Человек— страшное и сложное существо. Внутренний покой — это то, что иногда дороже дерзаний и взлета чувства. Что в них, если они порой так жестоко дорого даются, и частенько человек не в силах предпочесть даже привлекательность светлого счастья любви, если это покупается ценой тяжких страданий и потери покоя… «Шани» ты вправе отобрать от меня, но я прошу этого не делать. «Шани» — это сумма больших чувств, это наша любовь и наша тоска, наша радость и счастье, это не имя, поэтому оно не подлежит замене.
Ну, все-таки надо кончать, поздно. Помни мои стоны, Лиинька, меня мучает совершенно непреодолимая тоска по тебе, я даже не могу тебе об этом сказать, как хотелось бы, ибо не хочу смущать твоего покоя. Знаю только, что такого ужасного настроения у меня не бывало. Крепко, бесконечно нежно тебя целую, тебя, мое счастье. Твой Шани».
Кончилась киноэкспедиция. Мы приезжаем в Москву, уже зима, продолжаются съемки. Посмотрели материал, все ужасно. Вдруг получаю телеграмму от Ушакова — он летит в Москву. Мы назначаем свидание на Арбате у какого-то кафе. Идет снег, красивый, пушистый, и мне навстречу шагает Валера в зимнем пальто — каракулевый воротник, шапка пирожком, — тот самый капитан, который был героем моего романа. Я думаю: «Зачем он здесь? Нет звезд, нет луны, нет корабля, при чем же здесь капитан?» Мы заходим в кафе, он говорит, понял, что без меня не может, что мы должны быть вместе. «Валера, — отвечаю я грустно, — ну что тебе делать здесь зимой в Москве?» Там, в Ялте, на пляже, когда он на мостике, а я просто иду по набережной и он дает мне позывные (у нас были свои позывные. Вся группа знала эти «ту — ту» и, конечно, узнавала силуэт корабля с вдавленным носом), все было прекрасно. А сейчас — эта шапочка — пирожок из серого каракуля — и он, совсем другой, неуместный, нелепый, не имеющий никакого отношения к тому, что было. Все кончилось. Я кое-как ему это объяснила.
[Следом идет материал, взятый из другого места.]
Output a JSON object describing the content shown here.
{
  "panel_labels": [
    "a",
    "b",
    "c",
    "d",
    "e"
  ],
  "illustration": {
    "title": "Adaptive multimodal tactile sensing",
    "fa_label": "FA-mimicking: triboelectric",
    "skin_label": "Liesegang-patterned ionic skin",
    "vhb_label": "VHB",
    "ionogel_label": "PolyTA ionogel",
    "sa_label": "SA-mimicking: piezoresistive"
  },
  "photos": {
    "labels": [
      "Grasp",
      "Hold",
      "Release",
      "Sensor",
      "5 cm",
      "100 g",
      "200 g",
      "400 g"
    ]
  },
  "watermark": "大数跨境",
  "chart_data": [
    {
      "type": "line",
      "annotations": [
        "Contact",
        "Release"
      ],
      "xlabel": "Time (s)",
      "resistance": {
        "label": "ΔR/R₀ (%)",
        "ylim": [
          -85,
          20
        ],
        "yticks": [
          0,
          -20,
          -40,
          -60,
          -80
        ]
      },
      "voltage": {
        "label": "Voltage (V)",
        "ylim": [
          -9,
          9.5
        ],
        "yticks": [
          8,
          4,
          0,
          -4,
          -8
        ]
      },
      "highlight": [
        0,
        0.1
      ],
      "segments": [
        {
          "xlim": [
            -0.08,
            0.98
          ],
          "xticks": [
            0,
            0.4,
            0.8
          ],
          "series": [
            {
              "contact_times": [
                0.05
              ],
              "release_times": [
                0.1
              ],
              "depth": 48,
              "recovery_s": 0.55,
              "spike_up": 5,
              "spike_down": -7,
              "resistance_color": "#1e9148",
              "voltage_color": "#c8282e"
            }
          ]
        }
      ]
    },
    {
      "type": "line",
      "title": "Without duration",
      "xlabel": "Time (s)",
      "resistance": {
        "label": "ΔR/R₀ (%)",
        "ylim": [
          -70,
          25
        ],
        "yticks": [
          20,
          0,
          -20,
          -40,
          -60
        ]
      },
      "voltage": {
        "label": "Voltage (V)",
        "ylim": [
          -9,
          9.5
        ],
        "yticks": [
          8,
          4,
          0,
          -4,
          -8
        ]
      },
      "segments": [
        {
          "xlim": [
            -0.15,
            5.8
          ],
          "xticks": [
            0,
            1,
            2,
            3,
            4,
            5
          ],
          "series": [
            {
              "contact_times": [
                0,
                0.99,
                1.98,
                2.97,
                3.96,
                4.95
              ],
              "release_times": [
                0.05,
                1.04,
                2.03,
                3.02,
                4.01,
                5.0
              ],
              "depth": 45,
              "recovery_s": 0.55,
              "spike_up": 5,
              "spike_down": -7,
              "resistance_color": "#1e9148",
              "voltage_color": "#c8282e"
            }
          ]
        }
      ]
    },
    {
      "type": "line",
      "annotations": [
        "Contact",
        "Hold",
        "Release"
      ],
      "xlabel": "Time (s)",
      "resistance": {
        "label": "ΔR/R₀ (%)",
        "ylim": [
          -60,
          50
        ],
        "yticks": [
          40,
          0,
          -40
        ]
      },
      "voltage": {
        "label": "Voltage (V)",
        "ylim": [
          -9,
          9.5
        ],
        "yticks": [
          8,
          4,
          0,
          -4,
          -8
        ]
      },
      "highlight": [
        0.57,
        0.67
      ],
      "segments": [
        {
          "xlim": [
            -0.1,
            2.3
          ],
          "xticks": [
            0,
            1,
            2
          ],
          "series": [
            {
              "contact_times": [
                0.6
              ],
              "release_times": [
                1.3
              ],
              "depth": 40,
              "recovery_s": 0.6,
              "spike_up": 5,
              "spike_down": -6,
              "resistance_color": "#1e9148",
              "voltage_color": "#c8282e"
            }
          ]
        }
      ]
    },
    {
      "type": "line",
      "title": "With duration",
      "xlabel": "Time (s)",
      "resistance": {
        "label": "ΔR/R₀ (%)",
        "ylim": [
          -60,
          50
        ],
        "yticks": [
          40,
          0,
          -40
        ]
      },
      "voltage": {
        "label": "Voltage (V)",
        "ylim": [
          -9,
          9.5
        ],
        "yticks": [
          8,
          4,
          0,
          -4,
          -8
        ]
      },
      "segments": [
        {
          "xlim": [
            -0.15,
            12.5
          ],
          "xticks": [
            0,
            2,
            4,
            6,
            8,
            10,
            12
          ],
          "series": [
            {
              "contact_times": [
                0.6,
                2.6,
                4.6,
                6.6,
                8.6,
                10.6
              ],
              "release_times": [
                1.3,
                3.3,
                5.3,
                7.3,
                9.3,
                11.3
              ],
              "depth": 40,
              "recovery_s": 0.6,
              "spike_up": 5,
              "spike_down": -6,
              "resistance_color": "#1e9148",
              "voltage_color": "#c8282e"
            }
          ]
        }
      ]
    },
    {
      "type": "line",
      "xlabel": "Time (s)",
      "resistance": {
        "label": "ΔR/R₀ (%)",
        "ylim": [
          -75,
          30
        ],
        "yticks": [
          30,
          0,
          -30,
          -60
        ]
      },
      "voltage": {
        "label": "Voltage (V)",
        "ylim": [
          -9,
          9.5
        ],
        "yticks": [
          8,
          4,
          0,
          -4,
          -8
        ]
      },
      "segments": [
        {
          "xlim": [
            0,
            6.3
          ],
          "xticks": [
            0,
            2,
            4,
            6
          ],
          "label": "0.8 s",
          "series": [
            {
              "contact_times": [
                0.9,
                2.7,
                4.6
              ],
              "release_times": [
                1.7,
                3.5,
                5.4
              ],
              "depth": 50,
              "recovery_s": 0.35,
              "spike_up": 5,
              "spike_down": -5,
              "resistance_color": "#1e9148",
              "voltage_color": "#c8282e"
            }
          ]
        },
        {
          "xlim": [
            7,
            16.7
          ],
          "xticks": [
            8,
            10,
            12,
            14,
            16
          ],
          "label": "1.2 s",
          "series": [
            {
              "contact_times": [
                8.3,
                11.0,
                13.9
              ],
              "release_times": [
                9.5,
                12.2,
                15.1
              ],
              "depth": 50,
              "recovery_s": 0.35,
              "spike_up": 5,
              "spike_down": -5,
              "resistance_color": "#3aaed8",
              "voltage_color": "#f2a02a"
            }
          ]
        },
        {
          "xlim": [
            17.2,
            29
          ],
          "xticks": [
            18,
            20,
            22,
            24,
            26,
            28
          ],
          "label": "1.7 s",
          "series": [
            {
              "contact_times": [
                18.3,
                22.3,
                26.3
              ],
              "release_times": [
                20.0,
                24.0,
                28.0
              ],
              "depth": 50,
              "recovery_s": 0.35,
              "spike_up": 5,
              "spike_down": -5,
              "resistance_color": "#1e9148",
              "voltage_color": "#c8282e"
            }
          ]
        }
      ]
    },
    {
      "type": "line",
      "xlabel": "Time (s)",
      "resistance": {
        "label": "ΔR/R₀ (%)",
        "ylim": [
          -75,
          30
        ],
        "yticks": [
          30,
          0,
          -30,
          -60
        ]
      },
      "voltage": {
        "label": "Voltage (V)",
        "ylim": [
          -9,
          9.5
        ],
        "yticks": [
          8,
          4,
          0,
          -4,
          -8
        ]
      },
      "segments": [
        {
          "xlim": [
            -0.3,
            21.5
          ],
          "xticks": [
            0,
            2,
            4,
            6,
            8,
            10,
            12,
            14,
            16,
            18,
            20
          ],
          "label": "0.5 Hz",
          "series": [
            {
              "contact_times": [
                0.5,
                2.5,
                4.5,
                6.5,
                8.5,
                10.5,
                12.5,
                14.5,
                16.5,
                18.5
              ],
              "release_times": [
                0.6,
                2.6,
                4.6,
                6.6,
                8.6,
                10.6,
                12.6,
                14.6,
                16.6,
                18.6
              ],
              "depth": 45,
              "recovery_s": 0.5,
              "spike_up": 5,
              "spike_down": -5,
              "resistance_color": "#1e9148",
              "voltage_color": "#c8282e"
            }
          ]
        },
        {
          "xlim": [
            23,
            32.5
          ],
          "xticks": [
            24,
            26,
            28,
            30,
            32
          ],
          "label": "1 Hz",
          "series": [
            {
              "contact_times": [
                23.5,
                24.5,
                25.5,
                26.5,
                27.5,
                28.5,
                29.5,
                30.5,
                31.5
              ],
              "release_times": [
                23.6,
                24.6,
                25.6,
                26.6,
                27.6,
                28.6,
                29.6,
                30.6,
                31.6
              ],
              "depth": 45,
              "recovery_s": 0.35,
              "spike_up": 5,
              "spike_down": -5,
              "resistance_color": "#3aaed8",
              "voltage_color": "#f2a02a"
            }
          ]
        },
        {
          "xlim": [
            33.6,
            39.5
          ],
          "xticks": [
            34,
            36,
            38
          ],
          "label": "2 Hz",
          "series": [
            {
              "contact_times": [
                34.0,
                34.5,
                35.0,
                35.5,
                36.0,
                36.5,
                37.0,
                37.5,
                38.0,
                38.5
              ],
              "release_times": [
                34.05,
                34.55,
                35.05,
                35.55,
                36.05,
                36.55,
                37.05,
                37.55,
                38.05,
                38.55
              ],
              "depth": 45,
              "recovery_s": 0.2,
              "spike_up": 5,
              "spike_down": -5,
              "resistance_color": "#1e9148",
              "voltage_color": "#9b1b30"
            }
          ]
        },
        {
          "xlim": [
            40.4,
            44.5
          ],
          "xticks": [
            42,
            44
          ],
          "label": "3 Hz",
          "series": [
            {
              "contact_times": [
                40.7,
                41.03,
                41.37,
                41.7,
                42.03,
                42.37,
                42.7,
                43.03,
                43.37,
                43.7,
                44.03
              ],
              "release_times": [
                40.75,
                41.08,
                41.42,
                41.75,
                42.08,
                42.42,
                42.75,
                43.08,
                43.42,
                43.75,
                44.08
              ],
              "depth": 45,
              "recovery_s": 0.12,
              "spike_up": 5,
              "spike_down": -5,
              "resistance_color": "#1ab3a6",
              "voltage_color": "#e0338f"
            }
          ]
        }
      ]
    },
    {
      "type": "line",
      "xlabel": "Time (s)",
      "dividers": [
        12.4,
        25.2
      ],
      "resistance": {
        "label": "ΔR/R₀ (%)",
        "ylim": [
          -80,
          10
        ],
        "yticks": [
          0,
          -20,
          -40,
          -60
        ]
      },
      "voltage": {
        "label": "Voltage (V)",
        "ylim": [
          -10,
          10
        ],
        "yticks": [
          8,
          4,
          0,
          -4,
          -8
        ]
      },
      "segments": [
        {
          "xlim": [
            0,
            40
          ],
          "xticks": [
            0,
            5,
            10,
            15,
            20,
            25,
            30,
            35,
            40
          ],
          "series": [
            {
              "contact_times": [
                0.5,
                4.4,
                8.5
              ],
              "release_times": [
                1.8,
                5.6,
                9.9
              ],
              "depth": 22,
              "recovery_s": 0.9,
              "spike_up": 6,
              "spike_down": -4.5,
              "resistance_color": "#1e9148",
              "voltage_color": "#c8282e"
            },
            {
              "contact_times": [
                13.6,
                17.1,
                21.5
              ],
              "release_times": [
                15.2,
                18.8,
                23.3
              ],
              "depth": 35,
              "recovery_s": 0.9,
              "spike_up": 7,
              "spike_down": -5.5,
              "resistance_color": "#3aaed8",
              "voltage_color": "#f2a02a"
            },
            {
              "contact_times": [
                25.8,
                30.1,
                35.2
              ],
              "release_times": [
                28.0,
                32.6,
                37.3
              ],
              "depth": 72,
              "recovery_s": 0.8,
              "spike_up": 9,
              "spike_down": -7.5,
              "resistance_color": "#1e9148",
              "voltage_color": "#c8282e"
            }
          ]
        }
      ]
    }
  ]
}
А переделки картины продолжались. Я познакомилась с новым, третьим режиссером картины — Львом Кулешовым и его женой, актрисой Александрой Хохловой.
На студии в Лиховом переулке опять построен кратер вулкана. Опять там что-то жгут, опять дым, копоть, опять мы все перемазаны, но это пустяки по сравнению с главной установкой — сдать картину к 31 декабря. Тогда план будет выполнен и вся студия получит премиальные.
Кулешов и Хохлова беседуют с актерами, смотрят материал. Хохлова сидит на стуле, одна нога обвивает другую каким-то невероятным жгутом — она, наверное, дважды могла изогнуть ногу. Кулешов очень любил Хохлову и считался с ее мнением.